According to his entry in Grove Music Online, Pachelbel wrote numerous church
compositions and hooked up with the parents of Johann Sebastian Bach. He even
taught the musician who taught J.S. Bach. Because of the close connection and
because Pachelbel’s name was sometimes abbreviated as “Bach,” there’s some
uncertainty about which Johann wrote the Canon.
Despite its beauty and conveniences, many musicians dislike the piece.
“When I was younger I refused to play it,” said Mark Giannini, 45, of Verona,
N.J., who has been playing the violin professionally for 27 years.

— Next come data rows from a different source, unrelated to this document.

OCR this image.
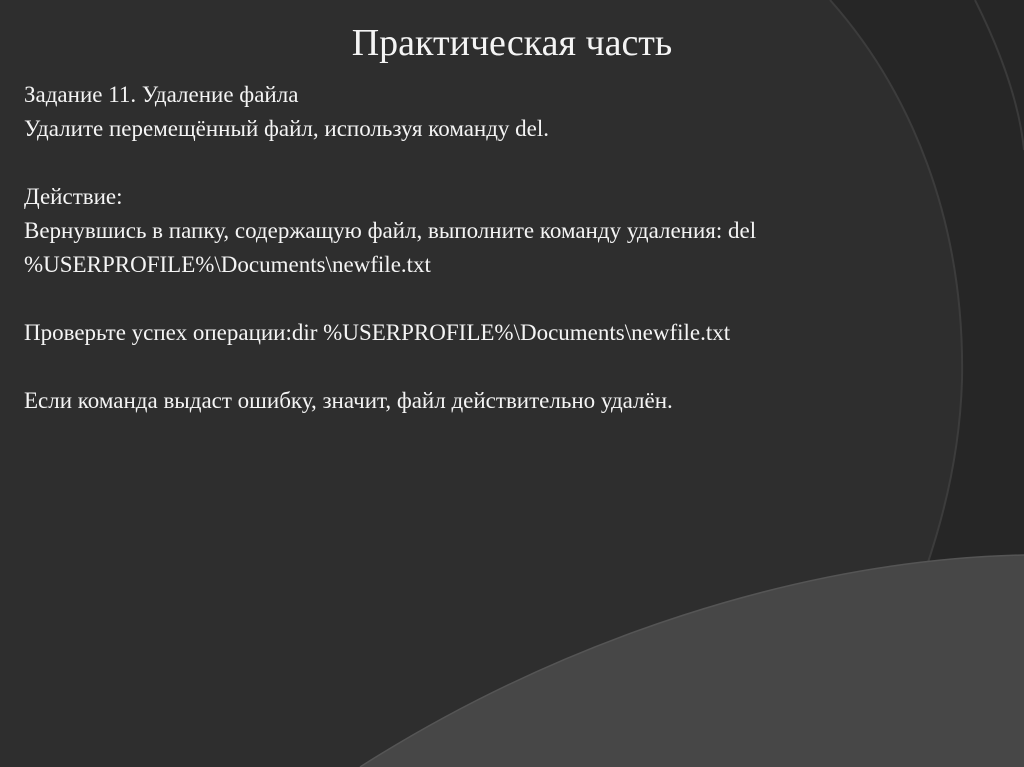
Практическая часть
Задание 11. Удаление файла
Удалите перемещённый файл, используя команду del.
Действие:
Вернувшись в папку, содержащую файл, выполните команду удаления: del
%USERPROFILE%\Documents\newfile.txt
Проверьте успех операции:dir %USERPROFILE%\Documents\newfile.txt
Если команда выдаст ошибку, значит, файл действительно удалён.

“I think the Pachelbel ‘Canon’ is like ‘The Nutcracker’; it’s like the
Beethoven ‘Fifth.’ It’s what everybody knows. ... Because it’s so familiar to
them, they think it’s a great piece. That’s not to say the Beethoven and
Tchaikovsky are not great pieces, but even Tchaikovsky said ‘The Nutcracker’ was
the least of his compositions.”
“It’s one of those pieces that it’s easy for nonclassical musicians to
understand because of its repetition,” he said. “A nonmusician can hear it once
and say, ‘Get it!’ When I first heard the Brahms ‘Fourth Symphony’ I didn’t get
it. Now, I think it’s one of the most beautiful pieces.”
But Giannini, who performed the Pachelbel on the viola along with this writer
— a cellist — at the Chon wedding, is more than willing to play it.
“Now I need the money,” he said. “And when I play it I try to play it well.”
(Giannini said that at his own wedding, somebody sang “Vocalise” by
Rachmaninoff, “a beautiful piece but ... very tragic”).
Many other people familiar with classical music have no qualms picking
Pachelbel, which has been recorded in numerous genres and was featured in the
Oscar-winning 1980 tearjerker “Ordinary People.”
“I know people think it’s trite. But I don’t know — it’s something that just
stirs my soul,” said Ellin Cohen, who played the piano as a child and first
heard the Canon when she was about 10. “Through the years, every time I hear it
I get teary.”
So Cohen was quite happy her daughter, Erica, chose the piece for her August
2004 walk to the wedding canopy in Maplewood, N.J.
“It has a magical quality, whimsical,” said her 29-year-old daughter, Erica
Rechtweg of East Rockaway, N.Y. “For me I wanted my wedding to be a magical
event and this helped make it magical. This song represented magic.”